Where there is money to be made, there will always be speculators hoping to ride the wave. In 2017, it was Initial Coin Offerings (ICOs), right now there’s a lot of hype in Non-Fungible Tokens (NFTs).
Last month, the trading volume of the NFT market was $342 million. In comparison, the entire year’s trading volume of the NFT market in 2020 was only around $200 million. This trading volume has coincided with cryptocurrency price increases, an interest in Decentralised Finance (DeFi) and massive digital art sales like that from Grimes.
Everyone is rushing to becoming an artist now
One of the massive booms that have accompanied the NFT market are the art marketplaces. Digital asset marketplaces like OpenSea and Rarible have been a breakout search result on search engines like Google. This has been accompanied with people on social media asking questions on how to make a NFT and how to put their art onto such a marketplace.
A Non-Fungible Token is simply a term for a token which is indivisible (i.e. non fungible). It specifically is a term used to describe a ‘unique’ digital asset whose ownership is tracked on a blockchain. The most common NFTs are those on the Ethereum blockchain using the ERC-721 standard and some on ERC-1155. ERC-721 was the standard used for Cryptokitties. ERC-1155 is an increasingly popular standard, which allows for the creation of both utility tokens and non-fungible tokens which are more efficient in bundling transactions to save on gas (transaction costs).
Besides Ethereum, there are also other blockchains like EOS, NEO and Tron who have introduced their own NFT standards. Tron, for example introduced their standard, TRC-721 in December 2020 and it is being used for a Cryptoflower game.
Properties of a NFT
What makes a NFT unique is the aspect of non-fungibility.
The key characteristic is that the tokens are indivisible and they can have smart contracts which allow for detailed attributes such as identity of the owner, rich metadata, or secure file links. The unique information could be the address of a digital artwork and the proof that it is the original to be owned. Besides the non-fungibility, it benefits from the blockchain by being difficult to destroy and being publicly verifiable.
There are several use cases for NFTs. They can for example be used to signal the ‘rights’ for ownership of a certain piece of digital art. They can also be used in a commemorative manner and be traded. They can be used for assets within a video game.
The current hype around NFT is in digital collectibles. Whilst well-known artists or famous creators/influencers/celebrities can sell a NFT like a good ol’ brand name entrepreneur/influencer/celebrity could sell an ICO to the crowd, many artists who have issued NFTs have not always performed so well.
The key difference between a highly bid up NFT versus a lower priced one is the audience size of the creator behind the NFT. In this aspect, the NFT is a valuable means of securing cryptocurrency as a return on a creator’s branded piece of work. Chris Torres, the artist behind the Nyan Cat meme, is an example of one such creator who has secured a monetary return for the claim of ‘ownership’ over the original. In selling off the bragging rights, Torres was paid $600K in Ethereum for it.

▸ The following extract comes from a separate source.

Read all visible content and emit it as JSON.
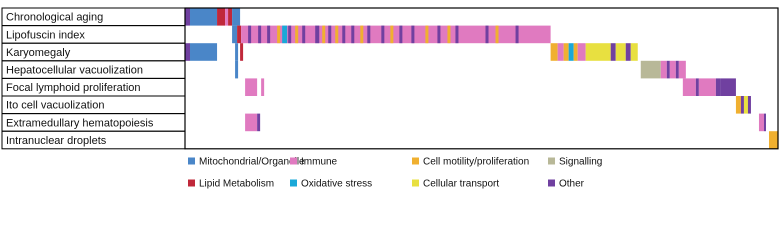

Whilst some argue the uniqueness of a NFT is its scarcity - one could also argue that this is generally the same for a physical good. A chair made by a famous designer is a unique piece e.g. Marc Newson’s Lockheed Lounge. It is as unique as the ship of Theseus, there can however be copies and other pieces with an equal claim of being ‘unique’.
In NFTs, where ownership does not necessarily enable unique combinations such as say a flower’s evolution, a NFT’s value is highly extrinsic. In the case of utility tokens such as Ethereum, the value case is much more intrinsic as one can point as to how the token could be used.
An extrinsic value of a NFT is more dependent on market and hype. Pokemon cards, or NBA Top Shot cards are highly dependent on the value that the crowd collectively assigns it. The valuation may be calculated from certain attributes but there is no utility besides personal satisfaction of the buyer.
What It Could Mean
As the protocols and market grows, there are a few opportunities one could look into:
- NFTs could be used in gaming. Right now games such as Aavegotchi are kinda like ICOs for the creators but there is an opportunity for more applications of how a smart contract could be used in transactions.
- NFTs could be used for collateral. Marketplaces like NFTfi allow for collateralized loans.
- NFTs could be used as programmable art. One could own a ‘master’ copy of the artwork with many individual layers and attributes that others could own. An example is Async Art.
- NFTs could be used by creators as rewards for their fans. Like Beeple, one could sell NFT to their thousand true fans. There could be social tokens like that for fan engagement on Rally.